Certains d’entre vous, parmi nos fidèles lecteurs, n’ont peut-être pas trouvé le numéro 68 du mois de juillet 2016 de Zamane. Normal, nous l’avons nous-mêmes retiré de la vente quelques jours après sa sortie. Avant de revenir sur le pourquoi du comment de ce retrait, disons qu’il y avait de quoi le justifier. Il est bon de rappeler, en préambule, certains fondamentaux de la profession journalistique.
On a coutume de dire que le journalisme est le métier de toutes les peines, avec une bonne charge d’exposition et de prise de risque. Malgré son caractère récurrent, ce n’est pas là une complainte, mais un état de fait qui a valeur de rappel pour nos lecteurs. Quant à nos futurs confrères, ils n’ont d’autre choix que de s’y faire, avec toute la passion professionnelle requise.
C’est du moins dans cette conviction première que nous autres, à Zamane, puisons l’énergie nécessaire pour mettre à votre disposition une édition mensuelle depuis plus de cinq ans. A chaque numéro suffisent sa peine et sa satisfaction, dirions-nous. Car chaque numéro est un pari gagnant.
En tant que magazine spécialisé dans l’histoire du Maroc, nous savions, de science certaine, que le traitement de cette matière, aussi particulière soit-elle, ne pouvait être « neutre »; pas plus que le corpus-histoire lui-même. Remuer un passé proche ou lointain, c’est aussi interroger le présent. Comme quoi, les faits dits révolus ne sont jamais frappés d’une quelconque péremption. Ils peuvent même renaître de leurs cendres pour surgir dans une sorte de factuel d’outre-tombe.
Pour être parfaitement en phase avec ces vérités tangibles, nous nous sommes entourés d’historiens reconnus et de journalistes aguerris. Apparemment, cela ne nous a pas évité la mésaventure de l’auto-ramassage du précédent numéro. Contrairement à ce qui a été avancé par certains confrères, il n’y a pas eu de saisie par les pouvoirs publics, encore moins une quelconque menace contre notre liberté d’expression. Ceci pour remettre les choses dans la réalité de cet incident.
Dans le numéro en question, nous avons réalisé un dossier bien fourni sur le prince héritier Moulay El Hassan et futur roi Hassan II. Pour être complets sur le sujet, nous nous sommes naturellement intéressés aux péripéties de son enfance, aux moments forts de sa prime jeunesse, en mettant en exergue son action politique auprès de feu MohammedV. Bref, nous avons mis en évidence le rôle qu’il a pu jouer lors des négociations pour l’indépendance et pendant les premières années du Maroc indépendant.
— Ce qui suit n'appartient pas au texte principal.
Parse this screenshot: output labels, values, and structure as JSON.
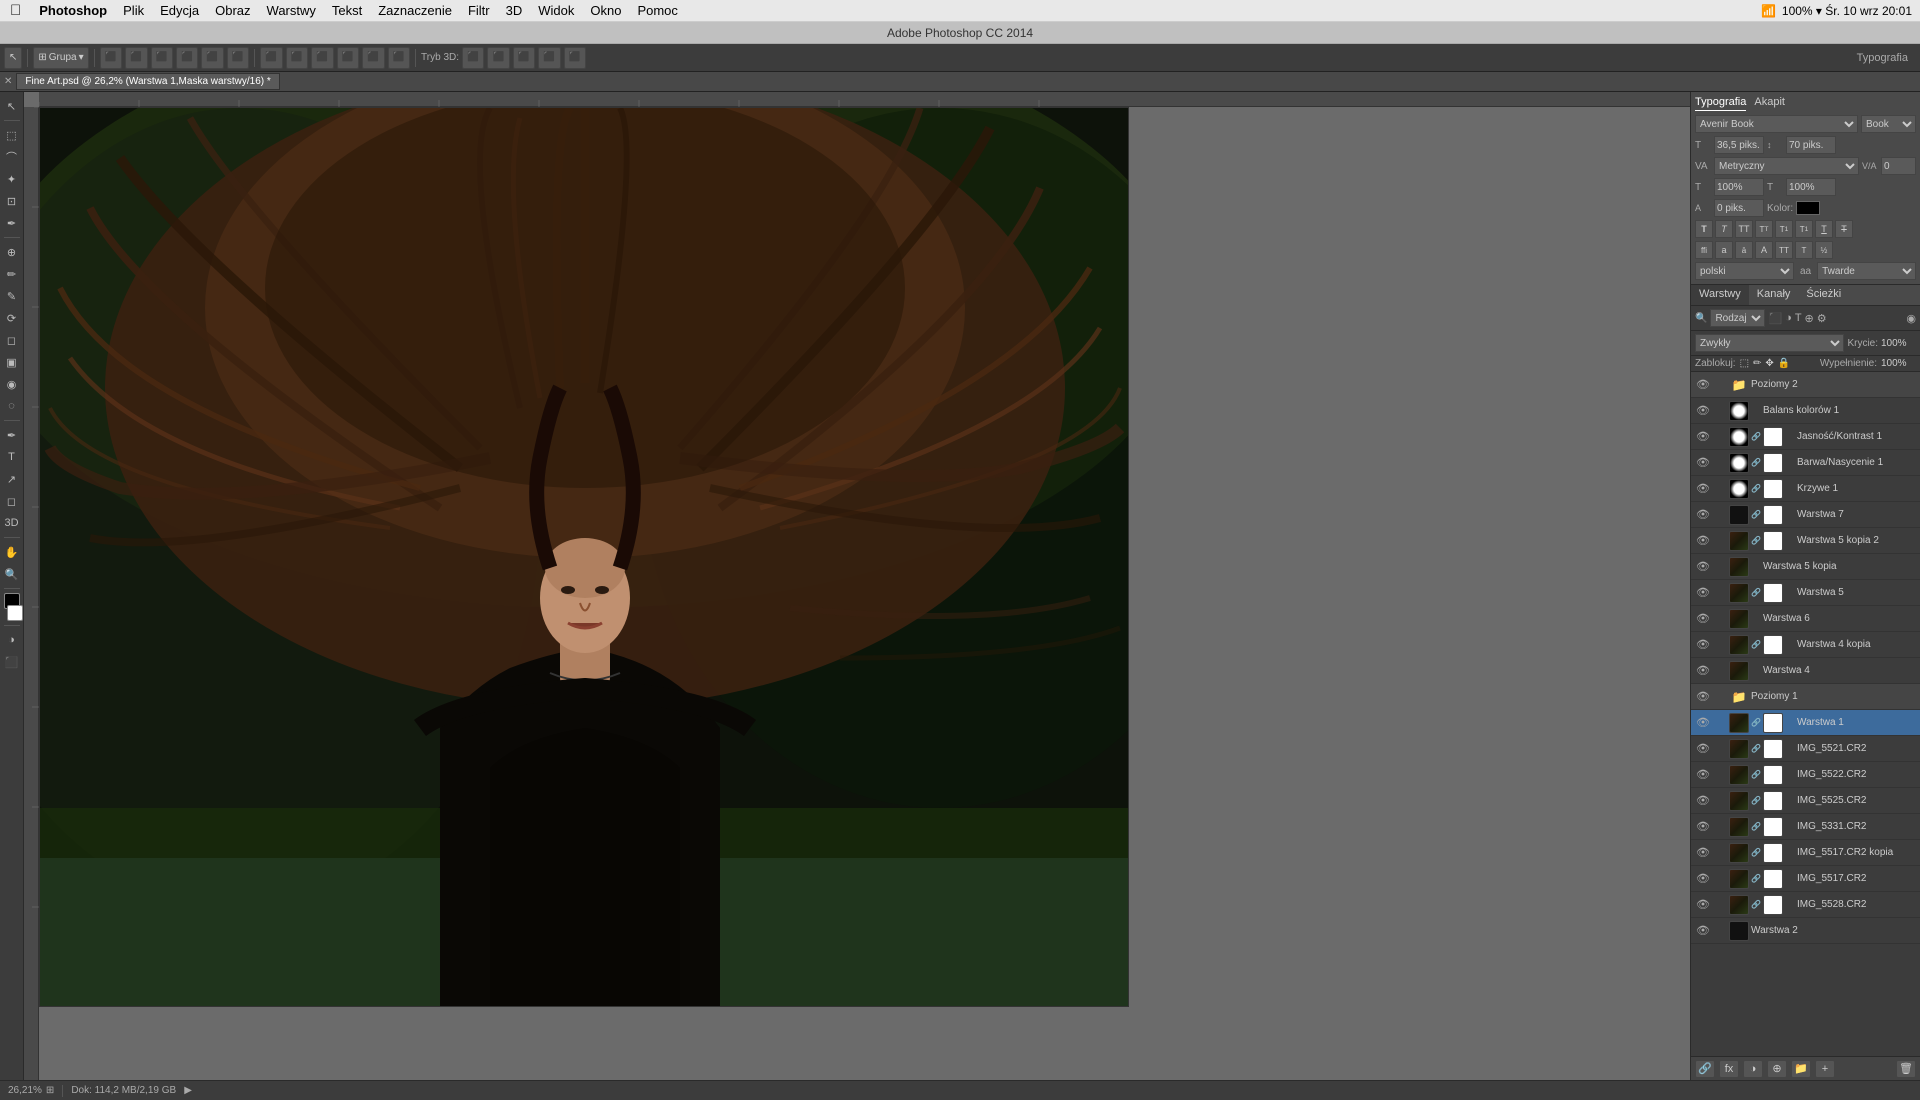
{
  "app": {
    "name": "Photoshop",
    "title": "Adobe Photoshop CC 2014",
    "version": "CC 2014"
  },
  "menubar": {
    "apple": "⌘",
    "items": [
      "Photoshop",
      "Plik",
      "Edycja",
      "Obraz",
      "Warstwy",
      "Tekst",
      "Zaznaczenie",
      "Filtr",
      "3D",
      "Widok",
      "Okno",
      "Pomoc"
    ],
    "right": "100% ▾  Śr. 10 wrz  20:01"
  },
  "titlebar": {
    "text": "Adobe Photoshop CC 2014"
  },
  "toolbar": {
    "group_label": "Grupa",
    "mode_label": "Tryb 3D:",
    "typography_label": "Typografia"
  },
  "tab": {
    "filename": "Fine Art.psd @ 26,2% (Warstwa 1,Maska warstwy/16) *"
  },
  "typography": {
    "panel_title": "Typografia",
    "akapit_label": "Akapit",
    "font_family": "Avenir Book",
    "font_style": "Book",
    "font_size": "36,5 piks.",
    "leading": "70 piks.",
    "kerning_label": "VA",
    "kerning_type": "Metryczny",
    "tracking": "0",
    "scale_v": "100%",
    "scale_h": "100%",
    "baseline": "0 piks.",
    "color_label": "Kolor:",
    "lang": "polski",
    "aa_type": "Twarde",
    "text_icons": [
      "T",
      "T",
      "TT",
      "T",
      "T₁",
      "T",
      "T"
    ],
    "special_icons": [
      "ffi",
      "a",
      "ā",
      "A",
      "TT",
      "T",
      "ł½"
    ]
  },
  "layers": {
    "tabs": [
      "Warstwy",
      "Kanały",
      "Ścieżki"
    ],
    "search_placeholder": "Rodzaj",
    "blend_mode": "Zwykły",
    "opacity_label": "Krycie:",
    "opacity_value": "100%",
    "lock_label": "Zablokuj:",
    "fill_label": "Wypełnienie:",
    "fill_value": "100%",
    "items": [
      {
        "name": "Poziomy 2",
        "type": "group",
        "visible": true,
        "locked": false,
        "indent": 0,
        "thumb": "adjust",
        "has_mask": false
      },
      {
        "name": "Balans kolorów 1",
        "type": "adjustment",
        "visible": true,
        "locked": false,
        "indent": 1,
        "thumb": "adjust",
        "has_mask": false
      },
      {
        "name": "Jasność/Kontrast 1",
        "type": "adjustment",
        "visible": true,
        "locked": false,
        "indent": 1,
        "thumb": "adjust",
        "has_mask": true
      },
      {
        "name": "Barwa/Nasycenie 1",
        "type": "adjustment",
        "visible": true,
        "locked": false,
        "indent": 1,
        "thumb": "adjust",
        "has_mask": true
      },
      {
        "name": "Krzywe 1",
        "type": "adjustment",
        "visible": true,
        "locked": false,
        "indent": 1,
        "thumb": "curves",
        "has_mask": true
      },
      {
        "name": "Warstwa 7",
        "type": "layer",
        "visible": true,
        "locked": false,
        "indent": 1,
        "thumb": "dark",
        "has_mask": true
      },
      {
        "name": "Warstwa 5 kopia 2",
        "type": "layer",
        "visible": true,
        "locked": false,
        "indent": 1,
        "thumb": "photo",
        "has_mask": true
      },
      {
        "name": "Warstwa 5 kopia",
        "type": "layer",
        "visible": true,
        "locked": false,
        "indent": 1,
        "thumb": "photo",
        "has_mask": false
      },
      {
        "name": "Warstwa 5",
        "type": "layer",
        "visible": true,
        "locked": false,
        "indent": 1,
        "thumb": "photo",
        "has_mask": true
      },
      {
        "name": "Warstwa 6",
        "type": "layer",
        "visible": true,
        "locked": false,
        "indent": 1,
        "thumb": "photo",
        "has_mask": false
      },
      {
        "name": "Warstwa 4 kopia",
        "type": "layer",
        "visible": true,
        "locked": false,
        "indent": 1,
        "thumb": "photo",
        "has_mask": true
      },
      {
        "name": "Warstwa 4",
        "type": "layer",
        "visible": true,
        "locked": false,
        "indent": 1,
        "thumb": "photo",
        "has_mask": false
      },
      {
        "name": "Poziomy 1",
        "type": "group",
        "visible": true,
        "locked": false,
        "indent": 0,
        "thumb": "adjust",
        "has_mask": false
      },
      {
        "name": "Warstwa 1",
        "type": "layer",
        "visible": true,
        "locked": false,
        "indent": 1,
        "thumb": "photo",
        "has_mask": true,
        "active": true
      },
      {
        "name": "IMG_5521.CR2",
        "type": "layer",
        "visible": true,
        "locked": false,
        "indent": 1,
        "thumb": "photo",
        "has_mask": true
      },
      {
        "name": "IMG_5522.CR2",
        "type": "layer",
        "visible": true,
        "locked": false,
        "indent": 1,
        "thumb": "photo",
        "has_mask": true
      },
      {
        "name": "IMG_5525.CR2",
        "type": "layer",
        "visible": true,
        "locked": false,
        "indent": 1,
        "thumb": "photo",
        "has_mask": true
      },
      {
        "name": "IMG_5331.CR2",
        "type": "layer",
        "visible": true,
        "locked": false,
        "indent": 1,
        "thumb": "photo",
        "has_mask": true
      },
      {
        "name": "IMG_5517.CR2 kopia",
        "type": "layer",
        "visible": true,
        "locked": false,
        "indent": 1,
        "thumb": "photo",
        "has_mask": true
      },
      {
        "name": "IMG_5517.CR2",
        "type": "layer",
        "visible": true,
        "locked": false,
        "indent": 1,
        "thumb": "photo",
        "has_mask": true
      },
      {
        "name": "IMG_5528.CR2",
        "type": "layer",
        "visible": true,
        "locked": false,
        "indent": 1,
        "thumb": "photo",
        "has_mask": true
      },
      {
        "name": "Warstwa 2",
        "type": "layer",
        "visible": true,
        "locked": false,
        "indent": 0,
        "thumb": "dark",
        "has_mask": false
      }
    ]
  },
  "statusbar": {
    "zoom": "26,21%",
    "doc_info": "Dok: 114,2 MB/2,19 GB"
  }
}
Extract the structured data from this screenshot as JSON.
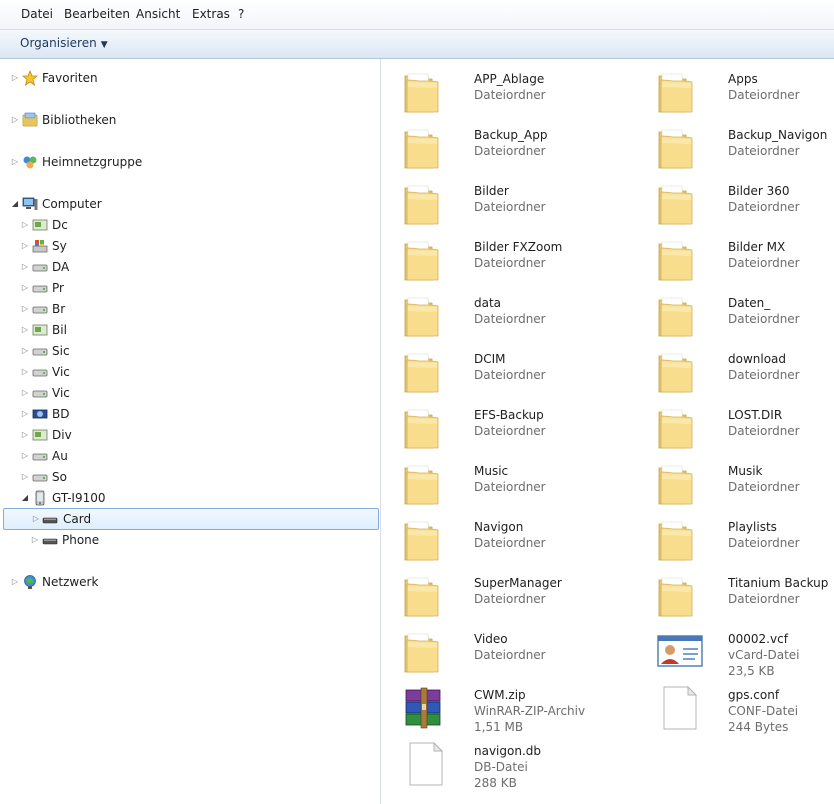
{
  "menubar": [
    "Datei",
    "Bearbeiten",
    "Ansicht",
    "Extras",
    "?"
  ],
  "commandbar": {
    "organize_label": "Organisieren"
  },
  "nav": {
    "favorites": "Favoriten",
    "libraries": "Bibliotheken",
    "homegroup": "Heimnetzgruppe",
    "computer": "Computer",
    "drives": [
      "Dc",
      "Sy",
      "DA",
      "Pr",
      "Br",
      "Bil",
      "Sic",
      "Vic",
      "Vic",
      "BD",
      "Div",
      "Au",
      "So"
    ],
    "device": "GT-I9100",
    "card": "Card",
    "phone": "Phone",
    "network": "Netzwerk"
  },
  "items": [
    {
      "name": "APP_Ablage",
      "type": "Dateiordner",
      "icon": "folder-icon"
    },
    {
      "name": "Apps",
      "type": "Dateiordner",
      "icon": "folder-icon"
    },
    {
      "name": "Backup_App",
      "type": "Dateiordner",
      "icon": "folder-icon"
    },
    {
      "name": "Backup_Navigon",
      "type": "Dateiordner",
      "icon": "folder-icon"
    },
    {
      "name": "Bilder",
      "type": "Dateiordner",
      "icon": "folder-icon"
    },
    {
      "name": "Bilder 360",
      "type": "Dateiordner",
      "icon": "folder-icon"
    },
    {
      "name": "Bilder FXZoom",
      "type": "Dateiordner",
      "icon": "folder-icon"
    },
    {
      "name": "Bilder MX",
      "type": "Dateiordner",
      "icon": "folder-icon"
    },
    {
      "name": "data",
      "type": "Dateiordner",
      "icon": "folder-icon"
    },
    {
      "name": "Daten_",
      "type": "Dateiordner",
      "icon": "folder-icon"
    },
    {
      "name": "DCIM",
      "type": "Dateiordner",
      "icon": "folder-icon"
    },
    {
      "name": "download",
      "type": "Dateiordner",
      "icon": "folder-icon"
    },
    {
      "name": "EFS-Backup",
      "type": "Dateiordner",
      "icon": "folder-icon"
    },
    {
      "name": "LOST.DIR",
      "type": "Dateiordner",
      "icon": "folder-icon"
    },
    {
      "name": "Music",
      "type": "Dateiordner",
      "icon": "folder-icon"
    },
    {
      "name": "Musik",
      "type": "Dateiordner",
      "icon": "folder-icon"
    },
    {
      "name": "Navigon",
      "type": "Dateiordner",
      "icon": "folder-icon"
    },
    {
      "name": "Playlists",
      "type": "Dateiordner",
      "icon": "folder-icon"
    },
    {
      "name": "SuperManager",
      "type": "Dateiordner",
      "icon": "folder-icon"
    },
    {
      "name": "Titanium Backup",
      "type": "Dateiordner",
      "icon": "folder-icon"
    },
    {
      "name": "Video",
      "type": "Dateiordner",
      "icon": "folder-icon"
    },
    {
      "name": "00002.vcf",
      "type": "vCard-Datei",
      "size": "23,5 KB",
      "icon": "vcard-icon"
    },
    {
      "name": "CWM.zip",
      "type": "WinRAR-ZIP-Archiv",
      "size": "1,51 MB",
      "icon": "winrar-icon"
    },
    {
      "name": "gps.conf",
      "type": "CONF-Datei",
      "size": "244 Bytes",
      "icon": "file-icon"
    },
    {
      "name": "navigon.db",
      "type": "DB-Datei",
      "size": "288 KB",
      "icon": "file-icon"
    }
  ]
}
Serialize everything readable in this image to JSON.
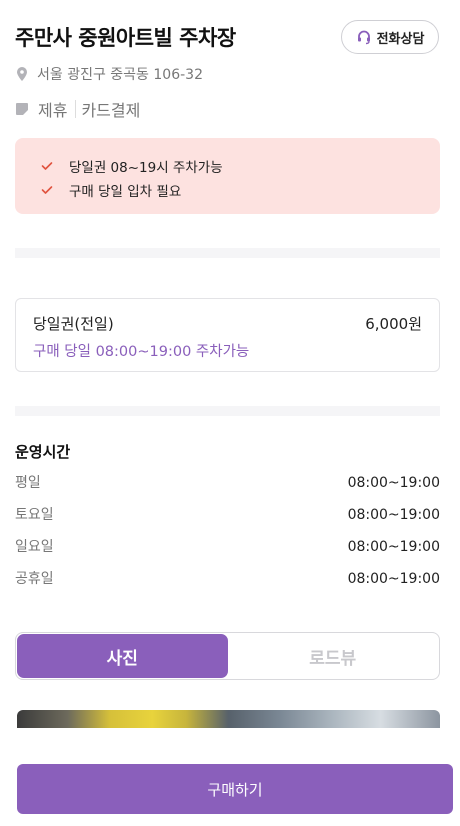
{
  "header": {
    "title": "주만사 중원아트빌 주차장",
    "call_button_label": "전화상담"
  },
  "address": "서울 광진구 중곡동 106-32",
  "tags": [
    "제휴",
    "카드결제"
  ],
  "notices": [
    "당일권 08~19시 주차가능",
    "구매 당일 입차 필요"
  ],
  "ticket": {
    "name": "당일권(전일)",
    "price": "6,000원",
    "description": "구매 당일 08:00~19:00 주차가능"
  },
  "hours": {
    "title": "운영시간",
    "rows": [
      {
        "day": "평일",
        "time": "08:00~19:00"
      },
      {
        "day": "토요일",
        "time": "08:00~19:00"
      },
      {
        "day": "일요일",
        "time": "08:00~19:00"
      },
      {
        "day": "공휴일",
        "time": "08:00~19:00"
      }
    ]
  },
  "tabs": [
    {
      "label": "사진",
      "active": true
    },
    {
      "label": "로드뷰",
      "active": false
    }
  ],
  "buy_button_label": "구매하기",
  "colors": {
    "accent": "#8a5fbb",
    "notice_bg": "#fde2e0",
    "check": "#e0533f"
  }
}
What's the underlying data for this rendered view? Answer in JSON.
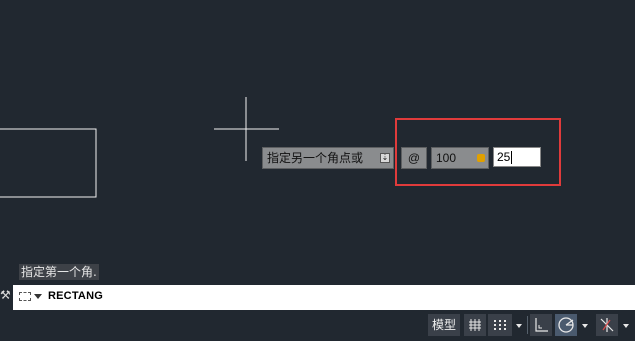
{
  "dynamic_input": {
    "prompt": "指定另一个角点或",
    "relative_symbol": "@",
    "x_value": "100",
    "y_value": "25"
  },
  "command_history": {
    "last_prompt": "指定第一个角."
  },
  "command_line": {
    "current_command": "RECTANG"
  },
  "status_bar": {
    "model_label": "模型"
  },
  "colors": {
    "canvas_bg": "#212830",
    "highlight": "#e03b3b"
  }
}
Comme d’habitude, nous nous sommes appuyés sur le bien-fondé de documents de première ou de seconde main, ainsi que sur des témoignages jugés dignes de foi.
C’est précisément dans l’un de ces entretiens que nous avons été induits en erreur, sur le statut social et la validité des propos de notre interviewée, selon des sources on ne peut plus autorisées.
Nous ne pouvions donc que faire amende honorable. Dont acte. Néanmoins, ce manque de vigilance et ce mea culpa professionnel, nous en sommes convaincus, n’entament en rien le sérieux et la crédibilité de notre magazine. Pas plus qu’ils ne mettent en cause la rigueur scientifique et l’application journalistique de notre démarche pour toutes les questions traitées.
Dès la toute première édition de Zamane, nous nous sommes engagés à respecter la véracité des faits historiques en tant que tels, sans autre forme d’a priori éclectique ; mais sans nous en tenir à notre scolastique narrative. Notre ambition annoncée est également de donner du sens à l’événementiel par une restitution contextualisée pouvant aller jusqu’à pointer des réminiscences dans le présent. En somme, nous donnons à apprendre notre histoire, mais aussi à la comprendre.
Un exercice qui peut paraître périlleux, voire très ambitieux, mais qui singularise votre revue, Zamane. Nos lecteurs peuvent donc être rassurés sur la continuité de leur magazine selon ces mêmes principes de liberté de pensée qui ont été les siens depuis toujours.